Paediatrician Ricardo Russo, former head of the Immunology Department at Garrahan Children’s Hospital, was sentenced to 10 years in prison for producing and distributing child pornography in the course of his work, as well as being banned from medical practice for life. The sentence, the harshest ever for a crime of this nature, matched the request of prosecutor Daniela Dupuy although Garrahan Hospital as a co-plaintiff had requested 13 years. Russo had been arrested as part of an international paedophile ring originally traced in Brazil in May, 2018.

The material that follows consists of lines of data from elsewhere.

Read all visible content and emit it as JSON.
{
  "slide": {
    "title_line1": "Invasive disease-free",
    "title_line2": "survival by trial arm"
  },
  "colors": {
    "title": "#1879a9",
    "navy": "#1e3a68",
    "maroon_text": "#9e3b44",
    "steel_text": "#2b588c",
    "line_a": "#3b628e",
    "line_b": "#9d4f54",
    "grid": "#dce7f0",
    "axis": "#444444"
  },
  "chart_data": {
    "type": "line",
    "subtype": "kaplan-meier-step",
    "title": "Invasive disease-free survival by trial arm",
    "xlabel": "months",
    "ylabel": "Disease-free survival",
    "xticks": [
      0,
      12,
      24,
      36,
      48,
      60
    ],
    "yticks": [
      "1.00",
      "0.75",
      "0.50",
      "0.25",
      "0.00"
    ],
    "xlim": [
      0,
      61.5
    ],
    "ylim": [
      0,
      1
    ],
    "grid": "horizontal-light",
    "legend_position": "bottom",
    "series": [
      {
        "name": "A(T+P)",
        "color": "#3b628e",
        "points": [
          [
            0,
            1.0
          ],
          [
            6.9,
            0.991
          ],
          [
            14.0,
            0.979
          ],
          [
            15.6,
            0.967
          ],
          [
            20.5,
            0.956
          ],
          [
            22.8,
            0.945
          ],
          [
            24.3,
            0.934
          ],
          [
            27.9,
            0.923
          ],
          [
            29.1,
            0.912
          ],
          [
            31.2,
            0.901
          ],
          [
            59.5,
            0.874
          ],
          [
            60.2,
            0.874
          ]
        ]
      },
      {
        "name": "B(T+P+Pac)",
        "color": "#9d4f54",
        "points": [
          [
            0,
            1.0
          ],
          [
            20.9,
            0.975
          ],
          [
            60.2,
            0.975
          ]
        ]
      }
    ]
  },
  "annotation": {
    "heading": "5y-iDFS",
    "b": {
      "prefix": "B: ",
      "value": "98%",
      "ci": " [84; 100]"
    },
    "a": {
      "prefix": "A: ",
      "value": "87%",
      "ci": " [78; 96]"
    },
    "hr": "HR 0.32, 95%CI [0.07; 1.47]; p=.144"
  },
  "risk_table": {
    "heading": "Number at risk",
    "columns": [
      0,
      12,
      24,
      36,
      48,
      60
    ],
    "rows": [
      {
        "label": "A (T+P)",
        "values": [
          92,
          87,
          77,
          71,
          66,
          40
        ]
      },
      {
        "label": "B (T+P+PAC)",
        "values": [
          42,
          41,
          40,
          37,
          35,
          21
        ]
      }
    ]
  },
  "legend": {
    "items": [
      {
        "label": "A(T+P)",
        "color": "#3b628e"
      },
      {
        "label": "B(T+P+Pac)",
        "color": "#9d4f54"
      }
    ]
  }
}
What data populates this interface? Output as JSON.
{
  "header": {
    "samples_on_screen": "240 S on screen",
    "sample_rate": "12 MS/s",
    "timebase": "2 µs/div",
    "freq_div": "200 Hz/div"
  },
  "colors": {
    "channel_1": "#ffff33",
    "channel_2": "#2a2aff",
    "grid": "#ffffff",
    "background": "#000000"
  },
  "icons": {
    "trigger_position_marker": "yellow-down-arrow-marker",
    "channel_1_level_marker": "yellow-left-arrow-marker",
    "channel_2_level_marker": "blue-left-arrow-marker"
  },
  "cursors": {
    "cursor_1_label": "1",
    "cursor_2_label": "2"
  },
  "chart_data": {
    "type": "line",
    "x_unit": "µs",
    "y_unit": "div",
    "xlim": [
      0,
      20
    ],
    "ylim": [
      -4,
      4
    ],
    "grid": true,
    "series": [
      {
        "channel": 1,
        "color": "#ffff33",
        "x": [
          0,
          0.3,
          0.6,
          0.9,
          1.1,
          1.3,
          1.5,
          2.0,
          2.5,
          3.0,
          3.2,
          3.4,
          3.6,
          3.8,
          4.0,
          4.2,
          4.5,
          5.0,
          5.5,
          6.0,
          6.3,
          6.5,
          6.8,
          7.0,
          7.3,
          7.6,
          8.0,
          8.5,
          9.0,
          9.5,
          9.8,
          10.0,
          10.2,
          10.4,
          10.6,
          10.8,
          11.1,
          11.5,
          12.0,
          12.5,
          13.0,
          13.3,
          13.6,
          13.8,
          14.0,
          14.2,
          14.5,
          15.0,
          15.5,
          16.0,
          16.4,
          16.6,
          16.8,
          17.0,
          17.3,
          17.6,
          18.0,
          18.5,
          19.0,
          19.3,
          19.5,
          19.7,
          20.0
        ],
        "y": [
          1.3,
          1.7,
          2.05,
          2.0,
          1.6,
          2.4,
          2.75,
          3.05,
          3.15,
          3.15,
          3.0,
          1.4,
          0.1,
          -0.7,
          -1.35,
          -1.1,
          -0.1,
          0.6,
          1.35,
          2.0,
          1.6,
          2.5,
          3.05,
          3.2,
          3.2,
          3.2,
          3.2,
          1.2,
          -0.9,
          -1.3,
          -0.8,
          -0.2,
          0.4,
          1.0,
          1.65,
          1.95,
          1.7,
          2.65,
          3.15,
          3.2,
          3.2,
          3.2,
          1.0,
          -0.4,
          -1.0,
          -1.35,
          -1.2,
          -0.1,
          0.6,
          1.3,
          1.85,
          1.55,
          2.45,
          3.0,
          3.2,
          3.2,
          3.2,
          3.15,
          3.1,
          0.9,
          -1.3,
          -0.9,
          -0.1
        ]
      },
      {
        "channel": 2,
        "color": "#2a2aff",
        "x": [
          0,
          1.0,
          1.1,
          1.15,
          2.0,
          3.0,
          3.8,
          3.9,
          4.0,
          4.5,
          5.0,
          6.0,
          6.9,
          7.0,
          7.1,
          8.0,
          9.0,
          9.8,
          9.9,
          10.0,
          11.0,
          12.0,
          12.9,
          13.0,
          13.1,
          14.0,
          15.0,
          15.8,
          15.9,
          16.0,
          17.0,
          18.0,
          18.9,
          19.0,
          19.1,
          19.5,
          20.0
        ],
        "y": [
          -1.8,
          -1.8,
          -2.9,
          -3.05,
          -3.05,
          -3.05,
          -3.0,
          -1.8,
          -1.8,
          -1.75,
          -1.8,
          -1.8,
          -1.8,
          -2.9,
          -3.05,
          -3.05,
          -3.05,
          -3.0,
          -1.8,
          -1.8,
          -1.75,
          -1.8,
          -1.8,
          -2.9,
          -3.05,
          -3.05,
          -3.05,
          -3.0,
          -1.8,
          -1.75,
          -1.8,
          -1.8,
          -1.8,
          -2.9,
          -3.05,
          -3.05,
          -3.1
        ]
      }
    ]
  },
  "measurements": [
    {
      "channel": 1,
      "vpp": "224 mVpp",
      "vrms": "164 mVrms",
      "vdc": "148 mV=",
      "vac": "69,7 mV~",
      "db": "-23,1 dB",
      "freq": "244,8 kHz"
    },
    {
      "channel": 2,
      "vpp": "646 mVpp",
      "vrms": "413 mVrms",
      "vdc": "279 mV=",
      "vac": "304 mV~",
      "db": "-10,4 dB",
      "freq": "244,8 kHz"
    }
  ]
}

Alexis Salinas, 22, a reserve team full back for First Division football club Arsenal, lost the sight of his left eye with his right also at risk in La Matanza last Tuesday afternoon when he was shot during an assault. The four friends accompanying him were also wounded, most of them in the head. The player’s family believe the shooting to be a case of mistaken identity within a vendetta between rival gangs.
PRIDE IN CAPITAL
Tens of thousands of people gathered in the centre of the capital Saturday calling for “a country without institutional or religious violence or crimes of hate,” as the 28th March for Pride which, for the first time, eliminated the traditional LGBTQ emblem.
150 FOR LA NACIÓN?
The newspaper La Nación celebrated its 150th anniversary last Thursday almost two months in advance (it was founded by Bartolomé Mitre on January 4, 1870), perhaps with a view to having outgoing President Mauricio Macri as the guest of honour rather than his successor Alberto Fernández. Macri was in a defiant mood when addressing the event, saying that democracy would continue to be defended from Congress once he leaves office and taking pride in heading a government “which did not steal or abuse power.”
THE BBC MINUTE
Radio Cultura hosted a reception at the British Embassy residence on Thursday night to announce the incorporation of a “BBC Minute” news flash into their programming – according to Carlos Villalobos, this minute will mushroom into five hours of BBC by March, including English-language instruction. British Ambassador Mark Kent described the BBC as a prime example of “soft power.” The event was also addressed by Radio Cultura director Mario Terzano.